Where Flat Networks Work
- Small installations with fewer than 20 devices where complexity is not justified
- Lab or test environments where security is not a production concern
- Temporary setups during commissioning or migration
Where They Fail
Lateral movement. Once an attacker compromises any device on a flat network, they can reach every other device. A phishing email that compromises an office workstation gives the attacker direct access to PLCs, HMIs, and safety controllers on the same subnet.
Technical detail: On a flat Layer 2 network, ARP broadcasts reach every device. An attacker can ARP-spoof the default gateway, intercept all traffic, and pivot to any device without crossing a routing boundary. There is no enforcement point to block this.
Broadcast storms. All devices share the same broadcast domain. A misconfigured device or a network loop can generate broadcast traffic that saturates the network. In IT, this causes slow email. In OT, this causes missed PLC scan cycles and control instability.
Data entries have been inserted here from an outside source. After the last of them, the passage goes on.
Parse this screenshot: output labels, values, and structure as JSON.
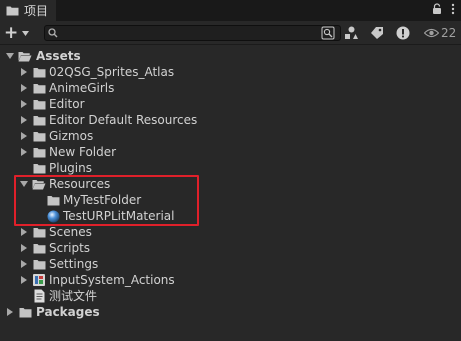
{
  "tab": {
    "label": "项目"
  },
  "toolbar": {
    "search": {
      "value": "",
      "placeholder": ""
    },
    "hidden_count": "22"
  },
  "tree": {
    "assets_label": "Assets",
    "items": [
      {
        "label": "02QSG_Sprites_Atlas"
      },
      {
        "label": "AnimeGirls"
      },
      {
        "label": "Editor"
      },
      {
        "label": "Editor Default Resources"
      },
      {
        "label": "Gizmos"
      },
      {
        "label": "New Folder"
      },
      {
        "label": "Plugins"
      },
      {
        "label": "Resources"
      },
      {
        "label": "MyTestFolder"
      },
      {
        "label": "TestURPLitMaterial"
      },
      {
        "label": "Scenes"
      },
      {
        "label": "Scripts"
      },
      {
        "label": "Settings"
      },
      {
        "label": "InputSystem_Actions"
      },
      {
        "label": "测试文件"
      }
    ],
    "packages_label": "Packages"
  },
  "colors": {
    "panel": "#282828",
    "highlight_border": "#e0202a",
    "folder": "#c4c4c4",
    "material": "#4a90d9"
  },
  "icons": {
    "tab": "folder-icon",
    "lock": "lock-icon",
    "menu": "kebab-menu-icon",
    "add": "plus-icon",
    "search": "search-icon",
    "search_by_type": "search-by-type-icon",
    "filter_type": "filter-by-type-icon",
    "filter_label": "filter-by-label-icon",
    "error": "error-icon",
    "visibility": "eye-icon"
  }
}
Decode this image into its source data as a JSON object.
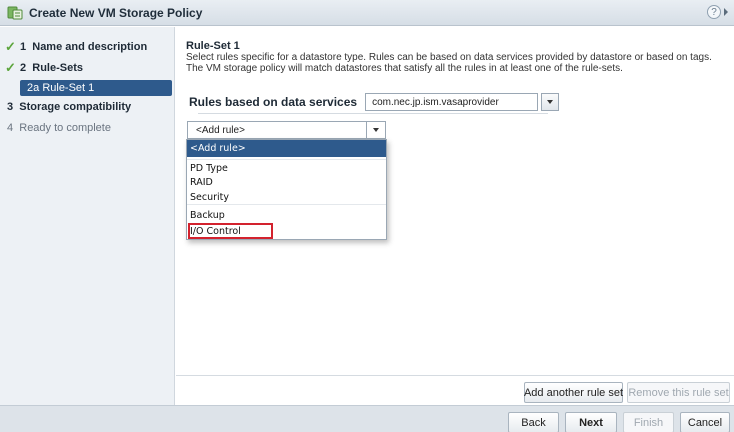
{
  "window": {
    "title": "Create New VM Storage Policy",
    "help_icon": "?"
  },
  "sidebar": {
    "steps": [
      {
        "number": "1",
        "label": "Name and description",
        "status": "complete"
      },
      {
        "number": "2",
        "label": "Rule-Sets",
        "status": "complete"
      },
      {
        "number": "2a",
        "label": "Rule-Set 1",
        "status": "current"
      },
      {
        "number": "3",
        "label": "Storage compatibility",
        "status": "pending"
      },
      {
        "number": "4",
        "label": "Ready to complete",
        "status": "disabled"
      }
    ]
  },
  "main": {
    "ruleset_title": "Rule-Set 1",
    "description_line1": "Select rules specific for a datastore type. Rules can be based on data services provided by datastore or based on tags.",
    "description_line2": "The VM storage policy will match datastores that satisfy all the rules in at least one of the rule-sets.",
    "rules_label": "Rules based on data services",
    "provider_value": "com.nec.jp.ism.vasaprovider",
    "add_rule_value": "<Add rule>",
    "dropdown_options": [
      "<Add rule>",
      "PD Type",
      "RAID",
      "Security",
      "Backup",
      "I/O Control"
    ],
    "highlighted_option": "I/O Control",
    "add_ruleset_button": "Add another rule set",
    "remove_ruleset_button": "Remove this rule set"
  },
  "footer": {
    "back": "Back",
    "next": "Next",
    "finish": "Finish",
    "cancel": "Cancel"
  },
  "colors": {
    "accent": "#2e5a8c",
    "check": "#5ca53c",
    "highlight_border": "#d3222e"
  }
}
No compliance path. CMMC, NIS2, and NIST 800-171 all require network segmentation. A flat network cannot satisfy these requirements regardless of what other controls are in place.
Segmented Networks
A segmented network divides devices into separate subnets or VLANs, each with its own broadcast domain. Traffic between segments passes through a router, firewall, or access gate that enforces policy.
Security Benefits
Breach containment. A compromised device in one segment cannot reach devices in another segment without crossing an enforcement point. If the enforcement point blocks the traffic, the breach stays contained.
Per-zone access control. Each segment boundary is an opportunity to enforce who can access what. An operator on the production VLAN can reach the PLCs they manage. They cannot reach the safety system VLAN or the enterprise servers.
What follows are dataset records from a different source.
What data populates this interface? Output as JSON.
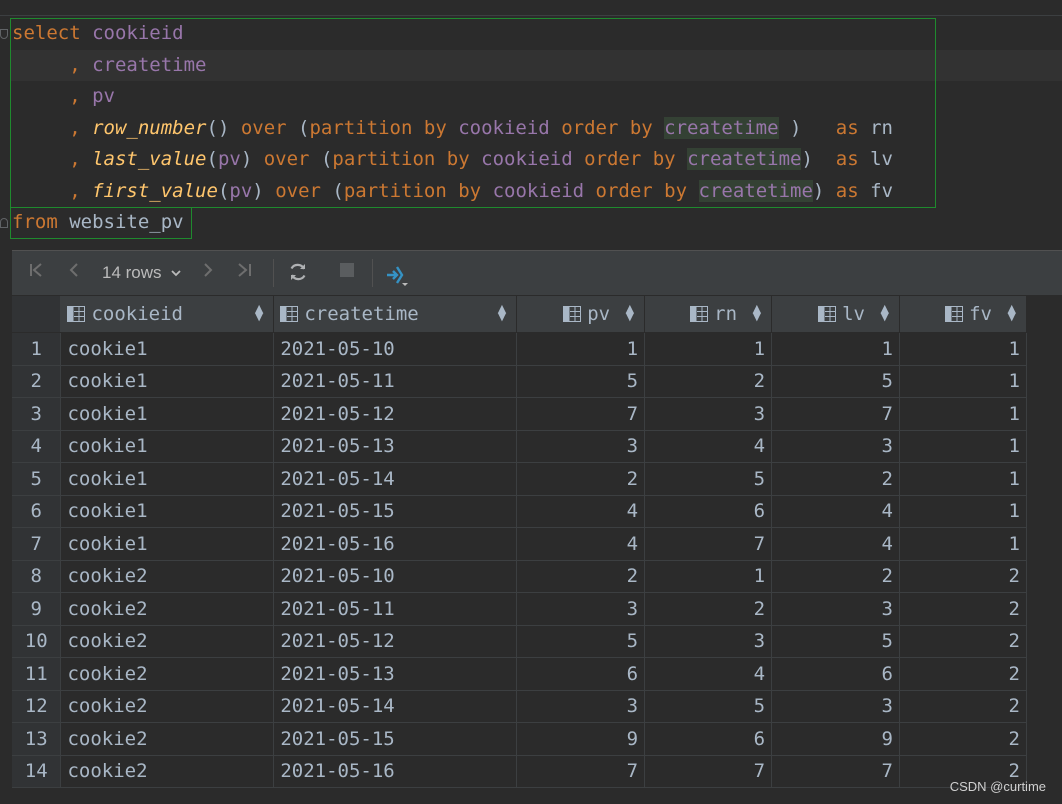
{
  "editor": {
    "tokens": [
      [
        [
          "kw",
          "select"
        ],
        [
          "pl",
          " "
        ],
        [
          "id",
          "cookieid"
        ]
      ],
      [
        [
          "pl",
          "     "
        ],
        [
          "kw",
          ","
        ],
        [
          "pl",
          " "
        ],
        [
          "id",
          "createtime"
        ]
      ],
      [
        [
          "pl",
          "     "
        ],
        [
          "kw",
          ","
        ],
        [
          "pl",
          " "
        ],
        [
          "id",
          "pv"
        ]
      ],
      [
        [
          "pl",
          "     "
        ],
        [
          "kw",
          ","
        ],
        [
          "pl",
          " "
        ],
        [
          "fn",
          "row_number"
        ],
        [
          "pl",
          "() "
        ],
        [
          "kw",
          "over"
        ],
        [
          "pl",
          " ("
        ],
        [
          "kw",
          "partition by"
        ],
        [
          "pl",
          " "
        ],
        [
          "id",
          "cookieid"
        ],
        [
          "pl",
          " "
        ],
        [
          "kw",
          "order by"
        ],
        [
          "pl",
          " "
        ],
        [
          "idref",
          "createtime"
        ],
        [
          "pl",
          " )   "
        ],
        [
          "kw",
          "as"
        ],
        [
          "pl",
          " rn"
        ]
      ],
      [
        [
          "pl",
          "     "
        ],
        [
          "kw",
          ","
        ],
        [
          "pl",
          " "
        ],
        [
          "fn",
          "last_value"
        ],
        [
          "pl",
          "("
        ],
        [
          "id",
          "pv"
        ],
        [
          "pl",
          ") "
        ],
        [
          "kw",
          "over"
        ],
        [
          "pl",
          " ("
        ],
        [
          "kw",
          "partition by"
        ],
        [
          "pl",
          " "
        ],
        [
          "id",
          "cookieid"
        ],
        [
          "pl",
          " "
        ],
        [
          "kw",
          "order by"
        ],
        [
          "pl",
          " "
        ],
        [
          "idref",
          "createtime"
        ],
        [
          "pl",
          ")  "
        ],
        [
          "kw",
          "as"
        ],
        [
          "pl",
          " lv"
        ]
      ],
      [
        [
          "pl",
          "     "
        ],
        [
          "kw",
          ","
        ],
        [
          "pl",
          " "
        ],
        [
          "fn",
          "first_value"
        ],
        [
          "pl",
          "("
        ],
        [
          "id",
          "pv"
        ],
        [
          "pl",
          ") "
        ],
        [
          "kw",
          "over"
        ],
        [
          "pl",
          " ("
        ],
        [
          "kw",
          "partition by"
        ],
        [
          "pl",
          " "
        ],
        [
          "id",
          "cookieid"
        ],
        [
          "pl",
          " "
        ],
        [
          "kw",
          "order by"
        ],
        [
          "pl",
          " "
        ],
        [
          "idref",
          "createtime"
        ],
        [
          "pl",
          ") "
        ],
        [
          "kw",
          "as"
        ],
        [
          "pl",
          " fv"
        ]
      ],
      [
        [
          "kw",
          "from"
        ],
        [
          "pl",
          " website_pv"
        ]
      ]
    ],
    "highlighted_line": 1
  },
  "toolbar": {
    "rows_label": "14 rows",
    "icons": [
      "first-page-icon",
      "prev-page-icon",
      "rows-dropdown-icon",
      "next-page-icon",
      "last-page-icon",
      "refresh-icon",
      "stop-icon",
      "pin-tab-icon"
    ]
  },
  "grid": {
    "columns": [
      {
        "name": "cookieid",
        "align": "left"
      },
      {
        "name": "createtime",
        "align": "left"
      },
      {
        "name": "pv",
        "align": "right"
      },
      {
        "name": "rn",
        "align": "right"
      },
      {
        "name": "lv",
        "align": "right"
      },
      {
        "name": "fv",
        "align": "right"
      }
    ],
    "rows": [
      [
        "1",
        "cookie1",
        "2021-05-10",
        "1",
        "1",
        "1",
        "1"
      ],
      [
        "2",
        "cookie1",
        "2021-05-11",
        "5",
        "2",
        "5",
        "1"
      ],
      [
        "3",
        "cookie1",
        "2021-05-12",
        "7",
        "3",
        "7",
        "1"
      ],
      [
        "4",
        "cookie1",
        "2021-05-13",
        "3",
        "4",
        "3",
        "1"
      ],
      [
        "5",
        "cookie1",
        "2021-05-14",
        "2",
        "5",
        "2",
        "1"
      ],
      [
        "6",
        "cookie1",
        "2021-05-15",
        "4",
        "6",
        "4",
        "1"
      ],
      [
        "7",
        "cookie1",
        "2021-05-16",
        "4",
        "7",
        "4",
        "1"
      ],
      [
        "8",
        "cookie2",
        "2021-05-10",
        "2",
        "1",
        "2",
        "2"
      ],
      [
        "9",
        "cookie2",
        "2021-05-11",
        "3",
        "2",
        "3",
        "2"
      ],
      [
        "10",
        "cookie2",
        "2021-05-12",
        "5",
        "3",
        "5",
        "2"
      ],
      [
        "11",
        "cookie2",
        "2021-05-13",
        "6",
        "4",
        "6",
        "2"
      ],
      [
        "12",
        "cookie2",
        "2021-05-14",
        "3",
        "5",
        "3",
        "2"
      ],
      [
        "13",
        "cookie2",
        "2021-05-15",
        "9",
        "6",
        "9",
        "2"
      ],
      [
        "14",
        "cookie2",
        "2021-05-16",
        "7",
        "7",
        "7",
        "2"
      ]
    ]
  },
  "watermark": "CSDN @curtime",
  "colors": {
    "keyword": "#cc7832",
    "identifier": "#9876aa",
    "function": "#ffc66d",
    "selection_border": "#1f8a2e"
  }
}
Audit trail. Every cross-segment connection passes through a logging point. You know who crossed which boundary, when, and using what protocol.
The Cost
Complexity. Segmented networks require more planning: subnet design, VLAN configuration, routing rules, firewall policies. Misconfiguration can block legitimate traffic and cause production issues.
Hardware. Segmentation needs routers or Layer 3 switches at segment boundaries. Depending on the architecture, this may require additional firewalls or access control appliances.
Operational overhead. Adding a new device means assigning it to the right segment. Moving a device means updating VLAN membership and firewall rules. This requires documentation and change management.
Technical detail: The most common segmentation mistake is creating VLANs without enforcing routing policy between them. If inter-VLAN routing is enabled on a Layer 3 switch without ACLs, the VLANs provide broadcast isolation but zero security benefit. Traffic still flows freely between segments. Segmentation without enforcement is cosmetic.
Trade-offs for Industrial Environments
Compliance Requirements
CMMC Level 2 and NIS2 both mandate network segmentation for environments handling controlled information or critical services. Defense contractors, energy operators, and manufacturers in regulated sectors do not have a choice: segmentation is required.
| Framework | Segmentation Requirement |
|---|---|
| CMMC Level 2 | AC.L2-3.1.3: Control information flow between security domains |
| NIS2 | Article 21: Risk-based measures including network segmentation |
| NIST 800-171 | SC-7: Boundary protection with controlled interfaces |
| IEC 62443 | Zone and conduit model with defined security levels |
Operational Impact
Segmentation adds latency at each boundary (typically under 1ms for a firewall or access gate). For most OT applications, this is negligible. For hard real-time control loops with sub-millisecond requirements, place all devices in the same segment and enforce security at the segment boundary rather than between individual devices.
Migration Path
Moving from flat to segmented does not require a forklift replacement:
- Map your network. Document every device, its IP, its function, and what it communicates with.
- Define zones. Group devices by function and security requirement. Production PLCs in one zone, HMIs in another, enterprise IT in a third.
- Deploy enforcement. Place a firewall, access gate, or Layer 3 switch with ACLs at each zone boundary.
- Start permissive, then tighten. Begin with logging-only mode to capture actual traffic patterns. Use the logs to build allowlists. Then switch to enforcement mode.
- Monitor continuously. Baseline normal cross-zone traffic and alert on deviations.
Conclusion
Flat networks trade security for simplicity. That trade-off is acceptable in a lab. It is not acceptable in a production OT environment where a compromised device can reach safety controllers, where compliance mandates segmentation, and where broadcast storms can halt production.
Segment your network. Enforce policy at every boundary. Start with the highest-risk zones and expand from there.